3 Estate Planning Myths That Every Farmer and Rancher Should Know and Understand

A well-drafted estate plan is vitally important if you’re an agricultural producer. Not only do you need to protect your assets, but you also must ensure that your operation is protected.

Here are three estate planning myths that every farmer and rancher should know and understand.

Myth #1 - I Really Don't Need A Will

If you fail to create a will (also called dying "intestate") or if a family member or friend decides to contest your will, your estate will enter probate court. This means that a court will make decisions about how your assets are distributed, and the court will name an executor (also known as a "personal representative").

Court fees will likely be taken out of your estate when all is said and done. Your family will have to deal with this long process and conflict can run high.

As you can see, the "I Really Don't Need A Will" myth is a dangerous one!

Myth #2 - A Will Is Always Good Enough

Unfortunately, a will on its own usually isn't enough for your estate to avoid the probate process. The probate process also makes your will a public record under South Dakota law.

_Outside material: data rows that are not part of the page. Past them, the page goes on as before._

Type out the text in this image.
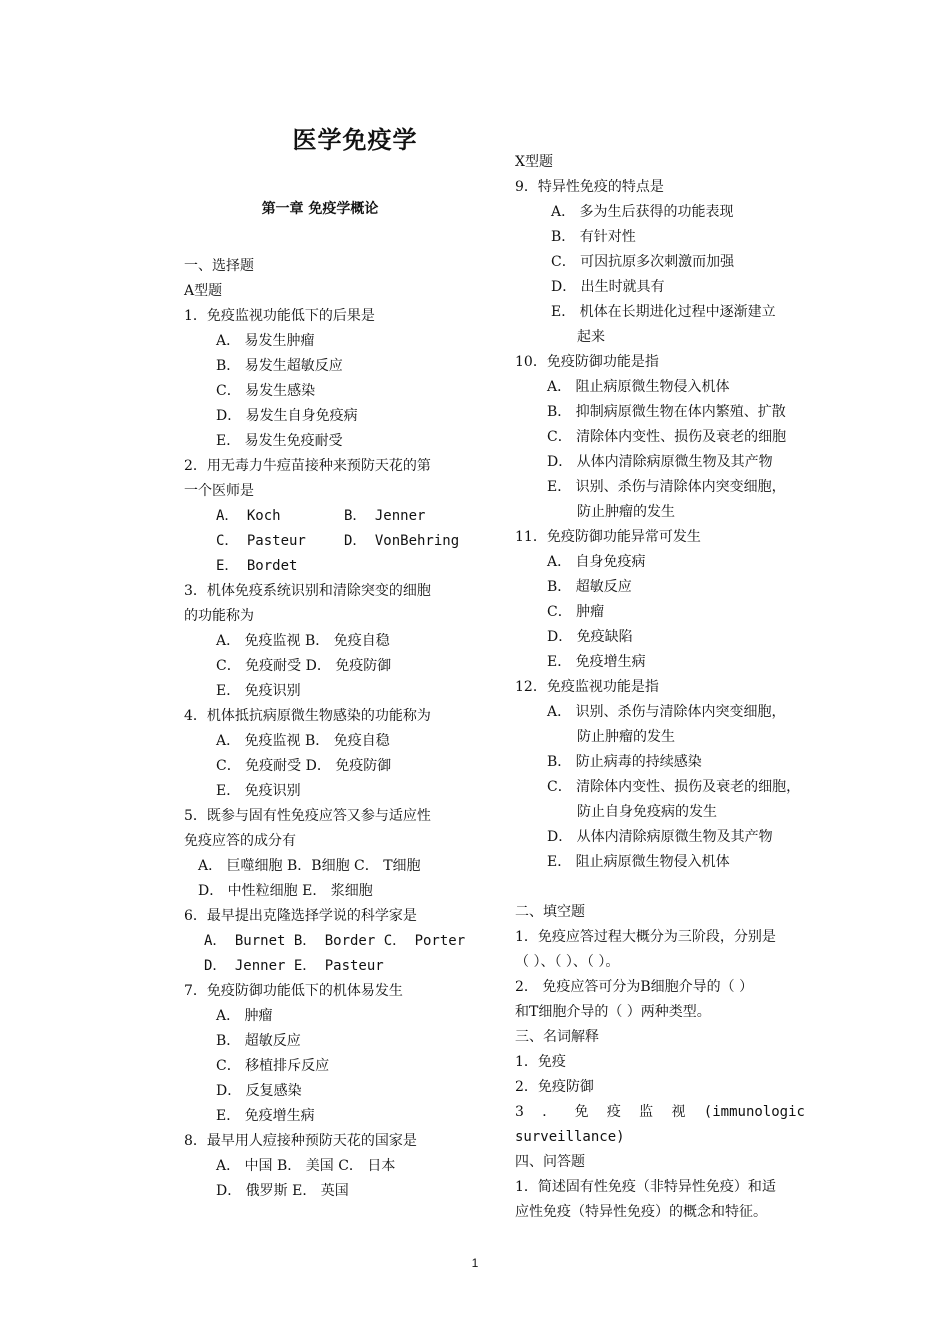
医学免疫学
第一章 免疫学概论
一、选择题
A型题
1．免疫监视功能低下的后果是
A． 易发生肿瘤
B． 易发生超敏反应
C． 易发生感染
D． 易发生自身免疫病
E． 易发生免疫耐受
2．用无毒力牛痘苗接种来预防天花的第
一个医师是
A． Koch	B． Jenner
C． Pasteur	D． VonBehring
E． Bordet
3．机体免疫系统识别和清除突变的细胞
的功能称为
A． 免疫监视 B． 免疫自稳
C． 免疫耐受 D． 免疫防御
E． 免疫识别
4．机体抵抗病原微生物感染的功能称为
A． 免疫监视 B． 免疫自稳
C． 免疫耐受 D． 免疫防御
E． 免疫识别
5．既参与固有性免疫应答又参与适应性
免疫应答的成分有
A． 巨噬细胞 B．B细胞 C． T细胞
D． 中性粒细胞 E． 浆细胞
6．最早提出克隆选择学说的科学家是
A． Burnet B． Border C． Porter
D． Jenner E． Pasteur
7．免疫防御功能低下的机体易发生
A． 肿瘤
B． 超敏反应
C． 移植排斥反应
D． 反复感染
E． 免疫增生病
8．最早用人痘接种预防天花的国家是
A． 中国 B． 美国 C． 日本
D． 俄罗斯 E． 英国
X型题
9．特异性免疫的特点是
A． 多为生后获得的功能表现
B． 有针对性
C． 可因抗原多次刺激而加强
D． 出生时就具有
E． 机体在长期进化过程中逐渐建立
起来
10．免疫防御功能是指
A． 阻止病原微生物侵入机体
B． 抑制病原微生物在体内繁殖、扩散
C． 清除体内变性、损伤及衰老的细胞
D． 从体内清除病原微生物及其产物
E． 识别、杀伤与清除体内突变细胞，
防止肿瘤的发生
11．免疫防御功能异常可发生
A． 自身免疫病
B． 超敏反应
C． 肿瘤
D． 免疫缺陷
E． 免疫增生病
12．免疫监视功能是指
A． 识别、杀伤与清除体内突变细胞，
防止肿瘤的发生
B． 防止病毒的持续感染
C． 清除体内变性、损伤及衰老的细胞，
防止自身免疫病的发生
D． 从体内清除病原微生物及其产物
E． 阻止病原微生物侵入机体
二、填空题
1．免疫应答过程大概分为三阶段，分别是
（ ）、（ ）、（ ）。
2． 免疫应答可分为B细胞介导的（ ）
和T细胞介导的（ ）两种类型。
三、名词解释
1．免疫
2．免疫防御
3 ． 免 疫 监 视 (immunologic
surveillance)
四、问答题
1．简述固有性免疫（非特异性免疫）和适
应性免疫（特异性免疫）的概念和特征。
1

Myth #3 - A Trust Is Confusing And Should Be Avoided

Setting up your estate plan properly will help your estate avoid probate. Consider setting up a living trust, even if you have already created a detailed will. A trust further protects your estate from entering probate because trusts are harder to contest. Anyone wanting to contest a trust would generally have to show that either a) you were incapacitated when you set forth your wishes or that b) the documents are inconsistent or flawed in some way.

Broadly speaking, there are two types of living trusts:

  • Revocable Trusts. A revocable trust is one that you can continue to alter or revoke while you’re still alive. Upon your death, the trust becomes irrevocable, meaning your beneficiaries cannot make any changes to your wishes.
  • Irrevocable Trusts. If you establish an irrevocable trust, you will give up control of your assets while you’re alive by setting a plan in stone. You essentially give up your rights of ownership to the trustee.

While there are benefits of each trust, there are a few important downsides as well. For instance, if you place your assets in a revocable trust, creditors could still go after those assets if you were to be sued for malpractice.

With an irrevocable trust, perhaps more importantly, because you don’t own the rights to the funds in irrevocable trusts anymore (as they’re managed by a trustee), creditors can’t go after those assets in a lawsuit.